Como já revelei (ler Os gsepgmolj e Até os gsepgmolj!), tenho contato com ETs. Os gsepgmolj vieram à Terra fugidos da grande catástrofe que assolou seu planeta: uma invasão de Carlinhos Browns. Assumiram a aparência humana e um deles até optou por ter corpo de homem, mas com seios e bumbum arrebitado. É o primeiro travesti interplanetário do mundo. Viviam em algum lugar na galáxia a²+b². Não resisti à piada e chutei o nome do planeta:
— Hipotenusa? Há! Há! Há!
— Não, Vrlizov. — Disseram-me, sisudos.
Costumamos nos encontrar no Boteco do Vandi, aqui embaixo, no meu prédio. Estão sempre ali bebendo aquela vodka vagabunda do Vandi porque relacionaram o nome dela a seu planeta. Já há três deles no AA.
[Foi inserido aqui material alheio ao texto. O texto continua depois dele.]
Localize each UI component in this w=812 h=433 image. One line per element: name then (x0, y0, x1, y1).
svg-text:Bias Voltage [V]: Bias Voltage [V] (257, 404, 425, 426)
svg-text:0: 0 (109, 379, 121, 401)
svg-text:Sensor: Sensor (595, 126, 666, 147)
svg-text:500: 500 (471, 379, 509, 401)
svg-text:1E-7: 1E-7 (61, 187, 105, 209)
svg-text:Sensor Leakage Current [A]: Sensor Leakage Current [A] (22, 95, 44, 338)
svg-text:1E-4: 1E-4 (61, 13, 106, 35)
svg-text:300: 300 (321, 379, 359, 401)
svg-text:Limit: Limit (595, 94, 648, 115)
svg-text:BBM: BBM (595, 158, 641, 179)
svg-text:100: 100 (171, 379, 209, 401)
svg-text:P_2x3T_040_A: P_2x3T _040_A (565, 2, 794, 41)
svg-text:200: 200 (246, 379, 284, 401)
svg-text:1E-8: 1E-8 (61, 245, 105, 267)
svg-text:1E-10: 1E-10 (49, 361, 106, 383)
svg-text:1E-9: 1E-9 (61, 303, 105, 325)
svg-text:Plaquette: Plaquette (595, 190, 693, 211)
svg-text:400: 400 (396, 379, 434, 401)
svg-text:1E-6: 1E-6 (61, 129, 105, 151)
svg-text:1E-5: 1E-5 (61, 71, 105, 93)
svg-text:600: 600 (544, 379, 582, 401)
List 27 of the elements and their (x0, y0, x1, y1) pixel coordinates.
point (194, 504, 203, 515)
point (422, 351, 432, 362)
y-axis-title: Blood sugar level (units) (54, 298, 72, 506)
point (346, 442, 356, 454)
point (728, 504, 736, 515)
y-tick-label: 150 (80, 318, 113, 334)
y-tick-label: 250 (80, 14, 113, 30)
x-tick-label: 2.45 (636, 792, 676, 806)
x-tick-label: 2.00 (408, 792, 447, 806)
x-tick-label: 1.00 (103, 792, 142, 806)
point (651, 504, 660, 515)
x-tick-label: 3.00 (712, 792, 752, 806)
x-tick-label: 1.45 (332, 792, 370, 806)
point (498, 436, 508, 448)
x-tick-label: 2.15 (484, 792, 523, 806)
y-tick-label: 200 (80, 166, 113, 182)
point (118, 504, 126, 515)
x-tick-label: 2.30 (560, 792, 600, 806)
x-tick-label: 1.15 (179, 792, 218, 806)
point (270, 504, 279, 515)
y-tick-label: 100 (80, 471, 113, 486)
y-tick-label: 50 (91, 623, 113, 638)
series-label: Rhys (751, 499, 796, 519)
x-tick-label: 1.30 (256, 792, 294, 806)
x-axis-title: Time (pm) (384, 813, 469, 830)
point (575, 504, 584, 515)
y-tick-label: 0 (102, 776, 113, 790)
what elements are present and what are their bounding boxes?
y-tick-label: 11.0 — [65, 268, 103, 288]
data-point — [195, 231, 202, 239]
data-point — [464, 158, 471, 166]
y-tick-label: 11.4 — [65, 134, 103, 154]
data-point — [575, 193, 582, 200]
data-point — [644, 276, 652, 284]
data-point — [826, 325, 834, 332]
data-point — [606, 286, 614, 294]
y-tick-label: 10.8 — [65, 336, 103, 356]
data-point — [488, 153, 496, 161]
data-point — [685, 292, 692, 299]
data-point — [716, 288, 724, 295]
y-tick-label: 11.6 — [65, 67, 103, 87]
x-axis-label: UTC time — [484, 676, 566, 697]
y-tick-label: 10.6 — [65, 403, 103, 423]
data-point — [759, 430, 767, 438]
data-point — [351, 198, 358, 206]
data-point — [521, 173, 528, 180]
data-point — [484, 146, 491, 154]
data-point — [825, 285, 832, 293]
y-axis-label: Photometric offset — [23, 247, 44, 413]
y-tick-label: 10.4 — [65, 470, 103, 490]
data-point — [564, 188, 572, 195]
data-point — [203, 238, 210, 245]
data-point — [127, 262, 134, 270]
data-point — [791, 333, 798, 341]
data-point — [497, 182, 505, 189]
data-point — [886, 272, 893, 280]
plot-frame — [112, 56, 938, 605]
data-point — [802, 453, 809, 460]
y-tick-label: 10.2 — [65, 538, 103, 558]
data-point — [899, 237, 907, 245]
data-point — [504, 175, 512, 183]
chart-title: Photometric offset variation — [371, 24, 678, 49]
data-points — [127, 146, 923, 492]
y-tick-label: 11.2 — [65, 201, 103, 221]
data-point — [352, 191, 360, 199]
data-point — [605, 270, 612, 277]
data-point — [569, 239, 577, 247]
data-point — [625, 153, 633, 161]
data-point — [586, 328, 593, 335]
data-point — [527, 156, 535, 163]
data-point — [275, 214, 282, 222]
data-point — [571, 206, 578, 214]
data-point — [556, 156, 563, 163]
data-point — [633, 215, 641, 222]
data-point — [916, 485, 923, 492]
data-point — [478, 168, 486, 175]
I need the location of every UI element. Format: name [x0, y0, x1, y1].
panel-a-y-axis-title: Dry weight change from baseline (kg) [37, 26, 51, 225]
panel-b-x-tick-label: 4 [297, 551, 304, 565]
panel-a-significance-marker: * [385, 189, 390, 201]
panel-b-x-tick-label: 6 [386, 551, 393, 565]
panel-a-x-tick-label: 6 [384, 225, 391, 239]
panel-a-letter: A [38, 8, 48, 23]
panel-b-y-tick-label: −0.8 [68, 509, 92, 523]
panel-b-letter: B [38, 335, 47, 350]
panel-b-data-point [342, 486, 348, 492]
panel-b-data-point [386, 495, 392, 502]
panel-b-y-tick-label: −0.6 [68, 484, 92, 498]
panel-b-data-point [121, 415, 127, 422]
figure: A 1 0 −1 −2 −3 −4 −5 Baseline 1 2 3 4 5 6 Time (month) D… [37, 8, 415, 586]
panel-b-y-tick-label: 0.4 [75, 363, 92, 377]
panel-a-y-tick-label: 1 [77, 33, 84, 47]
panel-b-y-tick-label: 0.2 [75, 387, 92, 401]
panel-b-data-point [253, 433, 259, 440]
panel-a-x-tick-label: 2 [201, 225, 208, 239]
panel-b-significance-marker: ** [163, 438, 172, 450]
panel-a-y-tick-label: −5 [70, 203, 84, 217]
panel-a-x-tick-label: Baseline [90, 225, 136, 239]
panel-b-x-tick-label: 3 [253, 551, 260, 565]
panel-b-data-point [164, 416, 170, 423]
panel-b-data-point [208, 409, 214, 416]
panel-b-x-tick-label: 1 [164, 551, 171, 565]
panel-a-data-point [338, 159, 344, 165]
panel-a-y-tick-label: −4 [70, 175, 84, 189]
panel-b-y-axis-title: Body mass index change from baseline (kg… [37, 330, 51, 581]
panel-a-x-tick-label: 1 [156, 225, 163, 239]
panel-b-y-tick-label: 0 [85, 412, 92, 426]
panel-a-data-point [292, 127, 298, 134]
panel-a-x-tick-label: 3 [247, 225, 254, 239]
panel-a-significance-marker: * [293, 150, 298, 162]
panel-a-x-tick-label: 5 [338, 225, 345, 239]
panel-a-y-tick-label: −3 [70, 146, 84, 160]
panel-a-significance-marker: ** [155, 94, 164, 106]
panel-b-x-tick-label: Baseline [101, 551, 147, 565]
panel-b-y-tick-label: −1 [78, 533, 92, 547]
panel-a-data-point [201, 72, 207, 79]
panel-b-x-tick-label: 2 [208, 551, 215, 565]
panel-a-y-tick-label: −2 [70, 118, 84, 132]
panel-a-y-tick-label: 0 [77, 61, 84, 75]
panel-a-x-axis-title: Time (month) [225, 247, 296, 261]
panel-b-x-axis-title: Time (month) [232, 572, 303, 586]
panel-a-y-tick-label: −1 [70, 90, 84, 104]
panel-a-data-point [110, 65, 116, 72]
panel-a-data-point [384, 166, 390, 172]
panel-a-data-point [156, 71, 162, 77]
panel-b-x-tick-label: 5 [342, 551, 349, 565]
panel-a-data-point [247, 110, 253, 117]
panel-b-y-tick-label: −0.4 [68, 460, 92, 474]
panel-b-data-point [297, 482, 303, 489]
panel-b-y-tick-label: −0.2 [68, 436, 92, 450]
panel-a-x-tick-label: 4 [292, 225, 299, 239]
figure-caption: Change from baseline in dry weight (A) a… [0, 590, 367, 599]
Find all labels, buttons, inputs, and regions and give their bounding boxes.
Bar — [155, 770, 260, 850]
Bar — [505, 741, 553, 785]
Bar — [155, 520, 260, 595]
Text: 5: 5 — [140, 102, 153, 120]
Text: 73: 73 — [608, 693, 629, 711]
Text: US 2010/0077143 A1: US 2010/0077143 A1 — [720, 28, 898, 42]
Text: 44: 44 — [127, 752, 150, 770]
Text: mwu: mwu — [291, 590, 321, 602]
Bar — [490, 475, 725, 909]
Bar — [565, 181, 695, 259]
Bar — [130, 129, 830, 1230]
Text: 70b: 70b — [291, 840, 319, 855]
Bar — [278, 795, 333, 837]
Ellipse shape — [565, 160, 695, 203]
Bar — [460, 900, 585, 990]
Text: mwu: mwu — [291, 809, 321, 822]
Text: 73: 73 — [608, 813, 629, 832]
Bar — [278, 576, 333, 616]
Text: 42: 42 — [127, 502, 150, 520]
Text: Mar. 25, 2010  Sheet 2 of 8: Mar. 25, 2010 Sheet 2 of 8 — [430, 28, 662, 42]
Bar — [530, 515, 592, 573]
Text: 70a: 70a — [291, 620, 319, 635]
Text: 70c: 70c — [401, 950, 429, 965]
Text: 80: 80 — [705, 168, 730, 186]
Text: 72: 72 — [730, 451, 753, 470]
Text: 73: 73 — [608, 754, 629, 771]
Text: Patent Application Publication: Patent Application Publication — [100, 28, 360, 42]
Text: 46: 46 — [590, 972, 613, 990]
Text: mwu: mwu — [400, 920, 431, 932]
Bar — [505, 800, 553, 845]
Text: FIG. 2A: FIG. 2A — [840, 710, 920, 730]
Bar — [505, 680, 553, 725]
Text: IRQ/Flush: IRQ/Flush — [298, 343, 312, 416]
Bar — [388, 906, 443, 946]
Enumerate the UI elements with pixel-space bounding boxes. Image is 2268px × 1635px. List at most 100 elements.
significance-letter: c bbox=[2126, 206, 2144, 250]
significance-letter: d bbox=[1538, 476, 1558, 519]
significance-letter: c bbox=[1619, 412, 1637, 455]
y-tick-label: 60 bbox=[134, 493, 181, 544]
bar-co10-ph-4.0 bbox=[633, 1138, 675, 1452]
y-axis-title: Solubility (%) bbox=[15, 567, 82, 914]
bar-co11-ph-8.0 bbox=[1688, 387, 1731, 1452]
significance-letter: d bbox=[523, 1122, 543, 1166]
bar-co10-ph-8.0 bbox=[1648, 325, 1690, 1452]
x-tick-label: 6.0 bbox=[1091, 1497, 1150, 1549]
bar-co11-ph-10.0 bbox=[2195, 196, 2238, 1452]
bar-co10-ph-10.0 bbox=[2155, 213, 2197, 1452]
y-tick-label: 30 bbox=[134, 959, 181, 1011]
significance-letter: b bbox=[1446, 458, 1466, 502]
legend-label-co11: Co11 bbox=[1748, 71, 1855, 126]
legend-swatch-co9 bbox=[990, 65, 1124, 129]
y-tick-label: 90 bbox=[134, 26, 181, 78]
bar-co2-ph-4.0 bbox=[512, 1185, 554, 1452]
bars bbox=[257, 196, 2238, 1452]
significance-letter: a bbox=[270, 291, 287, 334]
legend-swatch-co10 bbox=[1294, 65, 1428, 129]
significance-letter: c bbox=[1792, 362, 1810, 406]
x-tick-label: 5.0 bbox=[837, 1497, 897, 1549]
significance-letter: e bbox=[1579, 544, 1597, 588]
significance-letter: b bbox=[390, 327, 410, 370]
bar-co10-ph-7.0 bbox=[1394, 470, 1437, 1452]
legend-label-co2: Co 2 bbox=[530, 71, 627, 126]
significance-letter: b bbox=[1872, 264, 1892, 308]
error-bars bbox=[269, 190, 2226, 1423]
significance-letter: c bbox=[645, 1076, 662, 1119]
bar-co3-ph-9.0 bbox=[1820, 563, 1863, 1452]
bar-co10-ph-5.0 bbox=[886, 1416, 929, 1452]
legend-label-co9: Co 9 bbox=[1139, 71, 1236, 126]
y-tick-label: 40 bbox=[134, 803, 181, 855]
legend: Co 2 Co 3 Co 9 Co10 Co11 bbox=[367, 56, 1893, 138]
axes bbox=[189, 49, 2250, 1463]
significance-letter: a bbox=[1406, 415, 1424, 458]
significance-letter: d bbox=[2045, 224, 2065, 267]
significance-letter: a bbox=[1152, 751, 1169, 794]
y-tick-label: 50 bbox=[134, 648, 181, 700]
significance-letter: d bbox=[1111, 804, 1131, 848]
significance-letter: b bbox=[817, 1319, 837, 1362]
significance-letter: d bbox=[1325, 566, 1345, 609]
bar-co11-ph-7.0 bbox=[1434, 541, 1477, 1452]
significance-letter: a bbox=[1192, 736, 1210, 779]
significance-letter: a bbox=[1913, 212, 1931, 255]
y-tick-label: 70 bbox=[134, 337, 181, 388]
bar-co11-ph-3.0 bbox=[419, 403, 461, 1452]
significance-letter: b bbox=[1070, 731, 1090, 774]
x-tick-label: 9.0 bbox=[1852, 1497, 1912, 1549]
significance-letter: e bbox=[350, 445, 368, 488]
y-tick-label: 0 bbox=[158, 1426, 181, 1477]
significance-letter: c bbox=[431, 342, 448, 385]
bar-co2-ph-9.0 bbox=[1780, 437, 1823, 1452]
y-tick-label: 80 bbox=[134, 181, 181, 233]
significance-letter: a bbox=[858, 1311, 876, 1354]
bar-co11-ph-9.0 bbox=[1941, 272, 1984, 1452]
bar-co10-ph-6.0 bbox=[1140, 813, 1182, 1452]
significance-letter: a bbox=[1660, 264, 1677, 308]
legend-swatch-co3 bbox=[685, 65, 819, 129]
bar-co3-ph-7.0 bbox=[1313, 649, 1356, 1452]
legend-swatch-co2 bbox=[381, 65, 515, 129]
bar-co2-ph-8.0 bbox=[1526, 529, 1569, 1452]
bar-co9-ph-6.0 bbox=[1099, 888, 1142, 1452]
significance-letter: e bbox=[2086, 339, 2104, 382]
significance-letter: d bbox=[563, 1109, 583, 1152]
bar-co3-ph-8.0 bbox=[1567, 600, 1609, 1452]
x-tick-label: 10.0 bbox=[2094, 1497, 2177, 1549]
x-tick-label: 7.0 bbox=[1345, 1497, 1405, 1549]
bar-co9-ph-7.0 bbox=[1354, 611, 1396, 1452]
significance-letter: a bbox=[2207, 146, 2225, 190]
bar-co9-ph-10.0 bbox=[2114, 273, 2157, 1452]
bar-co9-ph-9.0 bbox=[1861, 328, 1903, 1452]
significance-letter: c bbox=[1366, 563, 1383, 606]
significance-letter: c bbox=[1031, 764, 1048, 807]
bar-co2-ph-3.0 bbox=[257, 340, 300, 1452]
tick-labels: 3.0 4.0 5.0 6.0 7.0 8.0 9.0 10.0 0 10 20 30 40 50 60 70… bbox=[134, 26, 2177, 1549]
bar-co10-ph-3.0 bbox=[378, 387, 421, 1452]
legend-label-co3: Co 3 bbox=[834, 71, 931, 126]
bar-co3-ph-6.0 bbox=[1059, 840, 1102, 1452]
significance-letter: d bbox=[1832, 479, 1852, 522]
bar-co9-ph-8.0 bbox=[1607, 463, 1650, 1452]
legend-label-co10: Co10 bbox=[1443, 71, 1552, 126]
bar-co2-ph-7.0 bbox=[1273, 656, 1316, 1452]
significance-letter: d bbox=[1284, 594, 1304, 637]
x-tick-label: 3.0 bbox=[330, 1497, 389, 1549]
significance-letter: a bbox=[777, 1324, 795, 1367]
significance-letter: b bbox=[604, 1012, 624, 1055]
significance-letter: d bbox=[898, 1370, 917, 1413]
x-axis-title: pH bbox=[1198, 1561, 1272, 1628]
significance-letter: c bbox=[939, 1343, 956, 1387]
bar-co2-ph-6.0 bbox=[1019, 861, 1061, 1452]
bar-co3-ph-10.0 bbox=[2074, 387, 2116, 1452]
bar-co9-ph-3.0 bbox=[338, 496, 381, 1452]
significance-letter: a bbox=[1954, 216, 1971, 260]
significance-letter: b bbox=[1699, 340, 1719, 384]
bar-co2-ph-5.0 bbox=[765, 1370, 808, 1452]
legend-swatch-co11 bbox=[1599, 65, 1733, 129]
Evito ir ao boteco porque sempre vem um gsepgmolj me importunar com perguntas que não sei responder: Por que vocês se matam uns aos outros? Vocês veneram o dinheiro porque é ele o seu deus? A Daniele Winits ta solteira?
Passei a ir disfarçado ao Boteco do Vandi, mas não deu certo porque eles parecem ter uma visão de raio X. Deduzi isso dia desses, quando apontaram para minha braguilha e começaram a rir descontrolados.
Nos últimos dias de 2012 fui ao Boteco do Vandi e os gsepgmolj estavam lá. Como sou o único que sabe que são extraterrestres, correram a mim para esclarecer algumas coisas:
— Terráqueo! Terráqueo! Ajude-nos, por favor... e tire essa barba postiça ridícula.
O novo disfarce não deu certo e tirei a barba:
— Ta bem, no que posso ajudar?
Um deles colocou o braço sobre meus ombros para falar ao meu ouvido. O outro fez o mesmo para se apoiar porque estava caindo de bêbado.
— Que bagunça é essa no seu planeta? – Cochichou o da direita.
Arrrôut! — Arrotou o outro na minha orelha esquerda.
Percebendo o mal-estar, o da direita mandou que o outro sentasse. Ele nos abraçou comovido, chorando:
Nós se amemos... ihc! ... nós semos amigos!
Depois me deu um beijo e sentou-se.
— De que bagunça você está falando? — Perguntei ao primeiro.
— Essa correria, essa loucura, todos indo às lojas, comprando freneticamente... por que isso?
— Ah, isso? Não é loucura, é o natal! — Respondi.
— Natal? E o que é natal?
Tentei sintetizar:
— Estamos comemorando porque Deus teve piedade de nós e...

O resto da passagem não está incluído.